Inhaftierung von Demokratie-Aktivisten: Tausende Hongkonger protestieren

In Hongkong ist der junge Aktivist Joshua Wong zu sechs Monaten Haft verurteilt worden. Menschen in der Sonderverwaltungszone reagieren mit Wut.

Chinesen in Gefängnisuniformen drängen sich protestierend auf der Straße

In Gefängnisuniformen demonstrieren wütende Hongkonger gegen die Inhaftierung von Joshua Wong Foto: reuters

HONGKONG dpa | Aus Protest gegen Haftstrafen für Joshua Wong und andere Demokratieaktivisten sind in Hongkong Tausende Menschen auf die Straße gegangen. Ein langer Protestmarsch zog sich am Sonntag durch das Zentrum der Millionenmetropole. „Lasst die politischen Gefangenen frei“, riefen Menschen im Chor. Viele Demonstranten spannten Regenschirme auf – das Symbol der vor drei Jahren von Wong initiieren Demokratieproteste, die damals über Wochen Teile der Stadt lahmgelegt hatten.

Während die Polizei die Zahl der Teilnehmer auf etwa 22.000 bezifferte, sprachen einige Veranstalter von der größten Demonstration seit den „Regenschirm-Protesten“.

Die Massendemonstrationen, die 2014 weltweit für Schlagzeilen sorgten, waren die größte Herausforderung für Chinas kommunistische Führung in der früheren britischen Kronkolonie seit deren Rückgabe 1997. Die Proteste hatten sich an Beschlüssen Pekings entzündet, 2017 zwar erstmals eine direkte Wahl in Hongkong zu erlauben, den Wählern aber eine freie Nominierung der Kandidaten zu verweigern.

Der 20 Jahre alte Aktivist wurde nach der Organisation der prodemokratischen Massenproteste zunächst wegen „illegaler Versammlungen“ zu Sozialstunden verurteilt. Die Anklage legte jedoch Berufung ein.

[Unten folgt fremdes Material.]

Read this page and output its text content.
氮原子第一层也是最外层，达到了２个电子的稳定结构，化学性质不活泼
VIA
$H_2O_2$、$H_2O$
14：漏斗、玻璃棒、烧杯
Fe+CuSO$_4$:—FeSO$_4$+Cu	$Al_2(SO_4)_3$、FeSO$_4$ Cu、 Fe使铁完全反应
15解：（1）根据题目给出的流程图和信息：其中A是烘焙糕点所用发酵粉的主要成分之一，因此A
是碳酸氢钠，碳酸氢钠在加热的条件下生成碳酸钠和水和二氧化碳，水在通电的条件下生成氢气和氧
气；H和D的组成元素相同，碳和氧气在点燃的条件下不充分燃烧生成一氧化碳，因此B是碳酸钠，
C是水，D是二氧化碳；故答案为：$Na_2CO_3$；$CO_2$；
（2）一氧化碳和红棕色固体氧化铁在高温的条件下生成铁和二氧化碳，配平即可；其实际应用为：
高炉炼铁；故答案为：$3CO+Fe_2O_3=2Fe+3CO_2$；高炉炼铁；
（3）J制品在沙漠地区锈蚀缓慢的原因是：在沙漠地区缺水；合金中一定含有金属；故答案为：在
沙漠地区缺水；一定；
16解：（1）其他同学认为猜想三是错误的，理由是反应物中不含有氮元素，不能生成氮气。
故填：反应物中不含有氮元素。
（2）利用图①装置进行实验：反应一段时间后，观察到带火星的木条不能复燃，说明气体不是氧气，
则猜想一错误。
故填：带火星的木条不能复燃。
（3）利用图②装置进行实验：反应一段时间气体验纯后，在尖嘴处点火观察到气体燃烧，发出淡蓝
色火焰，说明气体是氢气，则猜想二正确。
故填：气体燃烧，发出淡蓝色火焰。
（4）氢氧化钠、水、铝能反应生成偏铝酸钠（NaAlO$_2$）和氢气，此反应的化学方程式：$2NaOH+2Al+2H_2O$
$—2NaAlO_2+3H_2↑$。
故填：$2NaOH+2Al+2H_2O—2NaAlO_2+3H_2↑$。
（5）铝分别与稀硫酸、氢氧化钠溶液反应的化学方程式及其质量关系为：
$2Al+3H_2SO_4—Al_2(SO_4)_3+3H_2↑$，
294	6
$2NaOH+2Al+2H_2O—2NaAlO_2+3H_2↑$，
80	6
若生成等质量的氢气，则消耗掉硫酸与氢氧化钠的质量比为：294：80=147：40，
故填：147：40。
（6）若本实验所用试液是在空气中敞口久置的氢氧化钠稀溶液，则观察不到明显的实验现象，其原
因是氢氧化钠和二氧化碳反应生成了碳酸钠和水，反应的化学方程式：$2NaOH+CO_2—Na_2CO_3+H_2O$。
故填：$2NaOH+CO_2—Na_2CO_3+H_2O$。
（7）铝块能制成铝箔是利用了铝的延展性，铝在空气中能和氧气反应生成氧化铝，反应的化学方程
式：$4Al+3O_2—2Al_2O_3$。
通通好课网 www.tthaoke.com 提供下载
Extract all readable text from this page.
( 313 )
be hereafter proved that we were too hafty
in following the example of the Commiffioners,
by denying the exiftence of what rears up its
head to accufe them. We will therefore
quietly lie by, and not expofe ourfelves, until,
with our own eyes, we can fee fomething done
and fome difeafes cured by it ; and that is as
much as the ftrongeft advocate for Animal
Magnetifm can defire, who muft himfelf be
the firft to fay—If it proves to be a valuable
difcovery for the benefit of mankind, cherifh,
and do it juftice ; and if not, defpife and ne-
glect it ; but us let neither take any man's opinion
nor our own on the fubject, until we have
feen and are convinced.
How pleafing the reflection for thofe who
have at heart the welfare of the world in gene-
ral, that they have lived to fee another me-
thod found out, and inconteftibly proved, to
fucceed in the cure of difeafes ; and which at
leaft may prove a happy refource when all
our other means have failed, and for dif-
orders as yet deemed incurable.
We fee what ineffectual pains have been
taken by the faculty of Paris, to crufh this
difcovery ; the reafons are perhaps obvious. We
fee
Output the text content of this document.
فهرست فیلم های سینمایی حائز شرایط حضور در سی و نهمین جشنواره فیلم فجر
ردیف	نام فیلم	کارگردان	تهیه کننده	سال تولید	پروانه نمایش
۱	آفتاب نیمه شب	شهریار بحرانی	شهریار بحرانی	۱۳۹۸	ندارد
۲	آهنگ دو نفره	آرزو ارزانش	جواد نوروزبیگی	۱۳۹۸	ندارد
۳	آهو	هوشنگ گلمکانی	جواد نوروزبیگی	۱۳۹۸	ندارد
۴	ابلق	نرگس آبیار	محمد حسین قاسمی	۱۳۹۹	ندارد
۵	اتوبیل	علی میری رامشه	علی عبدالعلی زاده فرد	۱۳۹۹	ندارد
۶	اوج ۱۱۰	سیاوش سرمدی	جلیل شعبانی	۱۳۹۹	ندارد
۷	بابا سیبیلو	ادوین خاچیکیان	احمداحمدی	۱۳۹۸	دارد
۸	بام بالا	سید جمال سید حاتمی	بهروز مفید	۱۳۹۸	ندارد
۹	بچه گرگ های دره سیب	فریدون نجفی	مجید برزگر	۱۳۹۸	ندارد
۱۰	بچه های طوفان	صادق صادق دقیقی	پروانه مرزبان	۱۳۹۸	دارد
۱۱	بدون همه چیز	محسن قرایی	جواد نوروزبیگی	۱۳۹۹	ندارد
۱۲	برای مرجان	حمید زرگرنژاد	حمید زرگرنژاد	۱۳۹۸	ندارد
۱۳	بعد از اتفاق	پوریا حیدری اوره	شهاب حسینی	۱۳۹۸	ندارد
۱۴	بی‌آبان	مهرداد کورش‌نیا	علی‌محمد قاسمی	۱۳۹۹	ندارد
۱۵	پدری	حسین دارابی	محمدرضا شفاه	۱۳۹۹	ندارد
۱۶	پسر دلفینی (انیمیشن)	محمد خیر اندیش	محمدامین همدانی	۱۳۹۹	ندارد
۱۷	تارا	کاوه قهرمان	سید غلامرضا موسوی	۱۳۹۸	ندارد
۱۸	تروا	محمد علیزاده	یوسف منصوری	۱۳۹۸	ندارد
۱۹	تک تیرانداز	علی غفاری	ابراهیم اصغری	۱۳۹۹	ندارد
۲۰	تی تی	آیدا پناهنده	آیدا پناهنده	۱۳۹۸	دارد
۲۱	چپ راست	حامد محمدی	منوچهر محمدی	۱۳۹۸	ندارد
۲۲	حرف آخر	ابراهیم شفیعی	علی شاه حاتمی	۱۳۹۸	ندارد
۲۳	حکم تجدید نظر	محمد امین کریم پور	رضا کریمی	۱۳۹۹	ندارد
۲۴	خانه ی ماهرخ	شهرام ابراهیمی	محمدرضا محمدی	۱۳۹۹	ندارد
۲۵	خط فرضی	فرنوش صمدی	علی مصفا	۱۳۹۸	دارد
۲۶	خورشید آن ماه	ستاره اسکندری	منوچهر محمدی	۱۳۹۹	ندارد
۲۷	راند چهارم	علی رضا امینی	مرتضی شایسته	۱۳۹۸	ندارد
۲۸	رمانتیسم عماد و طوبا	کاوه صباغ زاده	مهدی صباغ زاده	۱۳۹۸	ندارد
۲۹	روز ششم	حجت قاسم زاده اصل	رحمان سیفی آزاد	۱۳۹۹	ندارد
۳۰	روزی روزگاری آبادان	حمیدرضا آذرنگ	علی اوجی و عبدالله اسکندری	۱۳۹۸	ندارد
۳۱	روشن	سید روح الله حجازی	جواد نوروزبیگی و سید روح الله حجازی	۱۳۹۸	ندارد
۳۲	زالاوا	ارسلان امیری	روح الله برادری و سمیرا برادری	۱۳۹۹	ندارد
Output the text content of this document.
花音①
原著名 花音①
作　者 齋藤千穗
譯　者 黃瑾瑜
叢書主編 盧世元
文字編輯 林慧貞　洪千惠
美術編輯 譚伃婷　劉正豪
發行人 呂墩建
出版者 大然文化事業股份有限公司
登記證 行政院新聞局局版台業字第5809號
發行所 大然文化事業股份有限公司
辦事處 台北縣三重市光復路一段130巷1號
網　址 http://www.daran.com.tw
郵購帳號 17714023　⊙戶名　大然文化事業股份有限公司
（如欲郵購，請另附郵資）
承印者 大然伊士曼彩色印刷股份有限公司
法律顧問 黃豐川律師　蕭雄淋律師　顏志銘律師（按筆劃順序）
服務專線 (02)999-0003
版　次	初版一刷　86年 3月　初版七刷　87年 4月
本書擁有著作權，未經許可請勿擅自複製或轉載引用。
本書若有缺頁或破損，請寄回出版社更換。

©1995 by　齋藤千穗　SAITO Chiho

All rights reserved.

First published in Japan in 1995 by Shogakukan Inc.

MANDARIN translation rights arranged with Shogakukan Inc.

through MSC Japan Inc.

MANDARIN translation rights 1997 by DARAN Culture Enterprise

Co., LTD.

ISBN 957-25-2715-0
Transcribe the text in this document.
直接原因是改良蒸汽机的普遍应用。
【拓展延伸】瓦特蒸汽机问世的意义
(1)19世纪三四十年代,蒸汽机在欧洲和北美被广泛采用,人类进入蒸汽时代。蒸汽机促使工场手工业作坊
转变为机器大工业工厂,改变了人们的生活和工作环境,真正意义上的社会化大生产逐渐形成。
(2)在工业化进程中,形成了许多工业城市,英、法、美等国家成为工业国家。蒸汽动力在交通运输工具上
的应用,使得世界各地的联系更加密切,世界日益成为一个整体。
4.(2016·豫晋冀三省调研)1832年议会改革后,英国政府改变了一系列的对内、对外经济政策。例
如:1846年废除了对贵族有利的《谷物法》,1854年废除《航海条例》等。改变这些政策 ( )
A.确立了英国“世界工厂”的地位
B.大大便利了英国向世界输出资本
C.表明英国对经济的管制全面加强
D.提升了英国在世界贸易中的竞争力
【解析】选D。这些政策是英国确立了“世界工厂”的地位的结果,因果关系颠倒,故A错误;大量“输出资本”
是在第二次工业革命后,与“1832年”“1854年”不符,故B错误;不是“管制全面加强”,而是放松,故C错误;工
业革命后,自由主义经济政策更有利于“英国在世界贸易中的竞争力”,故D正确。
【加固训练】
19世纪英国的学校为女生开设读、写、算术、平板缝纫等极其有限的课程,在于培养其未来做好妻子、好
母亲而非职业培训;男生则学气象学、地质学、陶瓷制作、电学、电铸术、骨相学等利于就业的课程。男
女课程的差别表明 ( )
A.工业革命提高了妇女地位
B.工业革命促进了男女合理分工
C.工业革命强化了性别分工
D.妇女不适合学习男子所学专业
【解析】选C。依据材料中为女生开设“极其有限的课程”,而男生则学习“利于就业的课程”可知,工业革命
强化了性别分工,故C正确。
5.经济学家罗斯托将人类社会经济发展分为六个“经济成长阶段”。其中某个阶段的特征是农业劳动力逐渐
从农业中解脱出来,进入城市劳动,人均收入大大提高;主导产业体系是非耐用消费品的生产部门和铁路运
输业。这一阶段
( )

Am vergangenen Donnerstag wurde dann das Strafmaß auf ein halbes Jahr Gefängnis erhöht. 15 weitere Aktivisten wurden in ähnlichen Verfahren ebenfalls zu Haftstrafen verurteilt – was bei Menschenrechtlern für einen Aufschrei sorgte und als weiterer Hinweis verstanden wurde, dass Pekings seinen Einfluss auf sein Sonderverwaltungszone weiter ausbaut.

„Zweifel an der Unabhängigkeit der Justiz“

Auch die Menschenrechtsbeauftragte der Bundesregierung, Bärbel Kofler (SPD), kritisierte das Urteil gegen Wong und seine Mitstreiter. „Das Urteil sendet ein negatives Signal gegen Meinungsfreiheit, wir sehen die Gefahr einer abschreckenden Wirkung für politisches Engagement in der Sonderverwaltungsregion Hongkong“, teilte Kofler mit. „Besonders besorgt sind wir über die dezidiert politischen Formulierungen der Urteilsbegründung, die Zweifel an der Unabhängigkeit der Justiz aufkommen lassen.“

Seit dem 1. Juli 1997 gehört Hongkong wieder zu China, wird aber nach dem Grundsatz „ein Land, zwei Systeme“ regiert. Diese Vereinbarung sieht eigentlich vor, dass die mehr als sieben Millionen Hongkonger für 50 Jahre bis 2047 „ein hohes Maß an Autonomie“ und viele Freiheiten genießen.

Beobachter warnten zuletzt immer wieder, dass die Zentralregierung in Peking zunehmend versuche, die Kontrolle an sich zu ziehen. Neben dem harten Vorgehen gegen die Protestbewegung, sorgte zuletzt auch eine ungewöhnlich scharfe Rede von Chinas Präsident Xi Jinping für Verunsicherung. Darin warnte er in Anspielung auf pekingkritische Proteste vor einer „roten Linie“. Die Sicherheitsgesetze der Stadt müssten gestärkt werden. Zudem forderte der Präsident eine „patriotische Erziehung“ für Hongkonger.